25, Settembre, 2021

La nuova struttura di Levanella ha accolto i bambini nel primo giorno di scuola

spot_img

Più lette

Inaugurata nel primo giorno di scuola la struttura che da oggi accoglie i bambini della primaria di Levanella. Per la frazione di Montevarchi ed i suoi abitanti un momento importante: il plesso mancava dal 2018 da quando cioè la vecchia scuola è stata chiusa per problemi strutturali.

L’edificio è realizzato in legno, ad alta efficienza energetica, per una superficie di circa 700 metri quadrati.
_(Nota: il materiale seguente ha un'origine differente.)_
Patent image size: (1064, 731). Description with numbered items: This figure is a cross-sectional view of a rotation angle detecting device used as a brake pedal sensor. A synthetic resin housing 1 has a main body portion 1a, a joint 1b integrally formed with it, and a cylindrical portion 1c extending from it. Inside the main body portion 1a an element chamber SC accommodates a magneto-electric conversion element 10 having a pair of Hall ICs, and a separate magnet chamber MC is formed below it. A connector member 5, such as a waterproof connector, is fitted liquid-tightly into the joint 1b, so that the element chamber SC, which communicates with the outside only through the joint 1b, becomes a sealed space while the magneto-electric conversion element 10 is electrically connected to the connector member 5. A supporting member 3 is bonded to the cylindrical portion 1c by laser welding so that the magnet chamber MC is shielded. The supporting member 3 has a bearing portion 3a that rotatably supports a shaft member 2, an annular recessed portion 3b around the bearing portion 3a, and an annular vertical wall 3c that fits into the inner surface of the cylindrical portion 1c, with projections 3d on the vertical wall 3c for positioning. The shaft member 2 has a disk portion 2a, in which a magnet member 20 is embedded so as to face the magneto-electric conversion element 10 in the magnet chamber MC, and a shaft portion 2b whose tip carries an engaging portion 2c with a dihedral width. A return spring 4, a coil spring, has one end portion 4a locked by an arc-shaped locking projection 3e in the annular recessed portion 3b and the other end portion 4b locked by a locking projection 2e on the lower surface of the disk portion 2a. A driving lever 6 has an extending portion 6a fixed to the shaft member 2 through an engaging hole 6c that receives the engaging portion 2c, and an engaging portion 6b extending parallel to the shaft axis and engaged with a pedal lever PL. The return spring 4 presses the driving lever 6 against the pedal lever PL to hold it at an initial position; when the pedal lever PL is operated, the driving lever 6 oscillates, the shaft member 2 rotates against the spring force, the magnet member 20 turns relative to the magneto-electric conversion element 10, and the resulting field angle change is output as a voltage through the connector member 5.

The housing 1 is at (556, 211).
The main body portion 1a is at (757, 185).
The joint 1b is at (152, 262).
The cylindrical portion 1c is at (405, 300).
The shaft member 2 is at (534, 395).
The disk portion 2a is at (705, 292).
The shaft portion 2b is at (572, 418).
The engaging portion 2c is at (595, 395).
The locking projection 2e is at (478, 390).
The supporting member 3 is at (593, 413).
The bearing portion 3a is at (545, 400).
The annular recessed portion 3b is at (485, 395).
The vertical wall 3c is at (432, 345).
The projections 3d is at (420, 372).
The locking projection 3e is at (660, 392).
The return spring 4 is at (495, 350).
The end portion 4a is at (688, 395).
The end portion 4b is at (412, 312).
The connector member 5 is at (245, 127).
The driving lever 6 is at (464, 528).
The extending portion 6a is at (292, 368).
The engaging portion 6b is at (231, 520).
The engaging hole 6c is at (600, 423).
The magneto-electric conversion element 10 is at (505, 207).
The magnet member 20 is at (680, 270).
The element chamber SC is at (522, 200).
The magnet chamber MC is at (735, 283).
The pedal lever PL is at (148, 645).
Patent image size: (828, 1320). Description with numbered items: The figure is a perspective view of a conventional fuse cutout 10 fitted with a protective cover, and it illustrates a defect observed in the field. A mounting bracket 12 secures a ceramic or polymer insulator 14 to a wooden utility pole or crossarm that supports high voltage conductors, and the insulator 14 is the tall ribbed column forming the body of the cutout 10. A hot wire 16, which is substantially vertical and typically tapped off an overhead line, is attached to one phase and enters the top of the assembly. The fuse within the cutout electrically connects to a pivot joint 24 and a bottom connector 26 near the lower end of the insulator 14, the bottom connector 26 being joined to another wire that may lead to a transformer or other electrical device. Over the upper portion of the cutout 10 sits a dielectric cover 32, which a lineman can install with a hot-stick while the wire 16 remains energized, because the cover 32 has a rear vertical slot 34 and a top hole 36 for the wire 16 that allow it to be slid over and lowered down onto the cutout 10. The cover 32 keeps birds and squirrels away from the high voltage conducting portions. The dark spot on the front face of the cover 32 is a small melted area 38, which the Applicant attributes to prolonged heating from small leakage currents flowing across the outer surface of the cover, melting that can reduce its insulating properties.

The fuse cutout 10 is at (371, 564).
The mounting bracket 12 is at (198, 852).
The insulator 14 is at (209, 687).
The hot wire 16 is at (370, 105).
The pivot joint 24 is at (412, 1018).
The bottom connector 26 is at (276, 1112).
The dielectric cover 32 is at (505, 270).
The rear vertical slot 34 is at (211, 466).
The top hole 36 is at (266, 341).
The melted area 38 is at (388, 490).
Ha cinque aule, spazi condivisi, area verde circostante accessibile in maniera indipendente. L’investimento inizialmente è stato di circa 1 milione e 700mila euro, di cui 1 milione e 100mila provenienti da finanziamenti della Regione, e 600mila euro dal comune. A questi si sono aggiunti, quest’anno, altri 100mila euro.

I lavori, iniziati nel novembre 2020, hanno subìto un arresto di un mese e mezzo nel mese di gennaio  “a seguito di modifiche sulla parte strutturale dell’edificio, ed in particolare sui nodi trave-pilastro”. La data di consegna sarebbe slittata dal 25 agosto fino al 9 ottobre. L’Amministrazione comunale di Montevarchi, allora, in accordo con la ditta esecutrice degli interventi ha modificato il contratto d’appalto introducendo un incentivo per l’accelerazione delle opere. A luglio è stata anche effettuata una variante necessaria per il corretto completamento della scuola.

Nella mattina i bambini della primaria hanno potuto iniziare il nuovo anno scolastico nel nuovo plesso.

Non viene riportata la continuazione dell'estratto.